Tuckner's remarks came as he explained the economic background behind the credit loss expense, which he said UBS was expecting for the fourth quarter.
"The (macro) environment in Switzerland is OK," he said at an event in London, adding: "But some of the eurozone economies around it really have been sluggish."
"A lot of the Swiss corporates to whom we lend have export- import businesses and they're affected by the economies around them ... if Germany is sluggish in terms of growth then it's not unusual to see a bit higher credit loss expense."
"It's exacerbated a bit by the Credit Suisse dynamic," Tuckner added, referring to the Swiss long-term rival acquired by UBS in March last year after it collapsed.
The non-core legacy unit at UBS, which is tasked with running down Credit Suisse assets, would book a pre-tax loss of US$700 million in the final quarter, Tuckner said.
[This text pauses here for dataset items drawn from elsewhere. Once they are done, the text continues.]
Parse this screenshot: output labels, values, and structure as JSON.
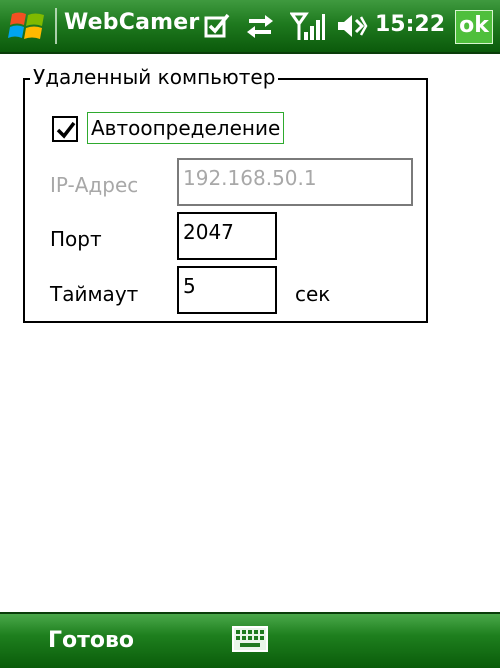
{
  "titlebar": {
    "app_title": "WebCamer",
    "clock": "15:22",
    "ok_label": "ok",
    "icons": [
      "windows-start-icon",
      "notes-checkbox-icon",
      "sync-arrows-icon",
      "signal-strength-icon",
      "volume-icon"
    ]
  },
  "group": {
    "legend": "Удаленный компьютер",
    "auto_checkbox": {
      "label": "Автоопределение",
      "checked": true
    },
    "ip": {
      "label": "IP-Адрес",
      "value": "192.168.50.1",
      "disabled": true
    },
    "port": {
      "label": "Порт",
      "value": "2047"
    },
    "timeout": {
      "label": "Таймаут",
      "value": "5",
      "unit": "сек"
    }
  },
  "softbar": {
    "left_label": "Готово",
    "center_icon": "keyboard-icon"
  },
  "colors": {
    "bar_green": "#1f7a1f",
    "ok_green": "#4fbf3c",
    "focus_green": "#2eaa2e",
    "disabled_gray": "#a8a8a8"
  }
}
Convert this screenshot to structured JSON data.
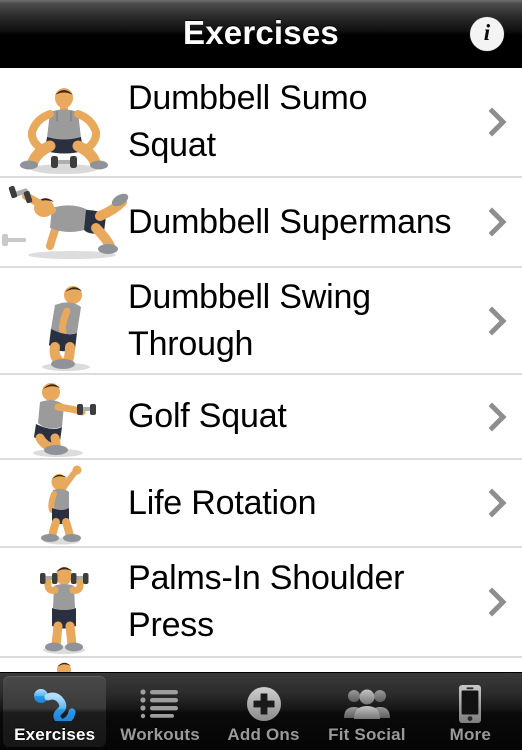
{
  "header": {
    "title": "Exercises",
    "info_button": {
      "name": "info-icon",
      "glyph": "i"
    }
  },
  "list": {
    "items": [
      {
        "title": "Dumbbell Sumo Squat",
        "thumbnail": "sumo-squat-figure",
        "accessory": "disclosure-chevron"
      },
      {
        "title": "Dumbbell Supermans",
        "thumbnail": "supermans-figure",
        "accessory": "disclosure-chevron"
      },
      {
        "title": "Dumbbell Swing Through",
        "thumbnail": "swing-through-figure",
        "accessory": "disclosure-chevron"
      },
      {
        "title": "Golf Squat",
        "thumbnail": "golf-squat-figure",
        "accessory": "disclosure-chevron"
      },
      {
        "title": "Life Rotation",
        "thumbnail": "life-rotation-figure",
        "accessory": "disclosure-chevron"
      },
      {
        "title": "Palms-In Shoulder Press",
        "thumbnail": "shoulder-press-figure",
        "accessory": "disclosure-chevron"
      }
    ]
  },
  "tabbar": {
    "selected": "Exercises",
    "tabs": [
      {
        "label": "Exercises",
        "icon": "sit-up-person-icon",
        "active": true
      },
      {
        "label": "Workouts",
        "icon": "bulleted-list-icon",
        "active": false
      },
      {
        "label": "Add Ons",
        "icon": "plus-circle-icon",
        "active": false
      },
      {
        "label": "Fit Social",
        "icon": "people-group-icon",
        "active": false
      },
      {
        "label": "More",
        "icon": "iphone-icon",
        "active": false
      }
    ]
  },
  "colors": {
    "accent": "#3aaaf0",
    "navbar": "#000000",
    "separator": "#dcdcdc",
    "chevron": "#8e8e8e",
    "tab_inactive_text": "#9a9a9a",
    "tab_active_text": "#ffffff",
    "skin": "#e8a95c",
    "shirt": "#9b9b9b",
    "shorts": "#2b3040"
  }
}
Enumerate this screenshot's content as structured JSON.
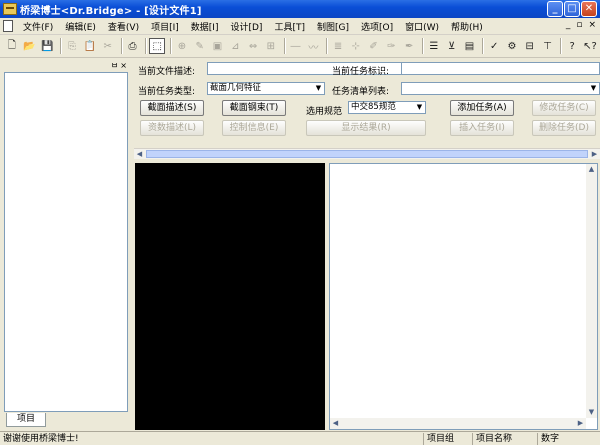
{
  "window": {
    "title": "桥梁博士<Dr.Bridge> - [设计文件1]",
    "minimize": "_",
    "maximize": "□",
    "close": "✕"
  },
  "menu": {
    "items": [
      "文件(F)",
      "编辑(E)",
      "查看(V)",
      "项目[I]",
      "数据[I]",
      "设计[D]",
      "工具[T]",
      "制图[G]",
      "选项[O]",
      "窗口(W)",
      "帮助(H)"
    ],
    "mdi": [
      "_",
      "▫",
      "×"
    ]
  },
  "left_panel": {
    "pin": "ㅂ",
    "close": "×",
    "tab_label": "项目"
  },
  "form": {
    "current_file_desc_label": "当前文件描述:",
    "current_file_desc_value": "",
    "current_task_id_label": "当前任务标识:",
    "current_task_id_value": "",
    "current_task_type_label": "当前任务类型:",
    "current_task_type_value": "截面几何特征",
    "task_list_label": "任务清单列表:",
    "task_list_value": "",
    "code_label": "选用规范",
    "code_value": "中交85规范"
  },
  "buttons": {
    "section_desc": "截面描述(S)",
    "section_steel": "截面钢束(T)",
    "add_task": "添加任务(A)",
    "modify_task": "修改任务(C)",
    "param_desc": "资数描述(L)",
    "control_info": "控制信息(E)",
    "show_results": "显示结果(R)",
    "insert_task": "插入任务(I)",
    "delete_task": "删除任务(D)"
  },
  "status": {
    "message": "谢谢使用桥梁博士!",
    "project_group": "项目组",
    "project_name": "项目名称",
    "mode": "数字"
  }
}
UBS is in the process of integrating Credit Suisse and Tuckner said the migration of clients in Singapore would take place this weekend, with Japan and Italy by the end of the year.
The CFO said he was upbeat about the bank's Asia-Pacific business and that a positive environment there had continued into the first part of the fourth quarter. He said he was also pleased with how investment banking was doing in the quarter.
Tuckner said debate about capital requirements for banks in Switzerland is creating uncertainty for UBS and that it would likely not have clarity on the matter by early February.
Switzerland has proposed stricter rules to avoid another bank collapse, but details are still under discussion.
The government has said it will take on board the findings of a parliamentary report on the collapse of Credit Suisse due to be published in the coming weeks. Tuckner speculated that the report might not emerge until early 2025.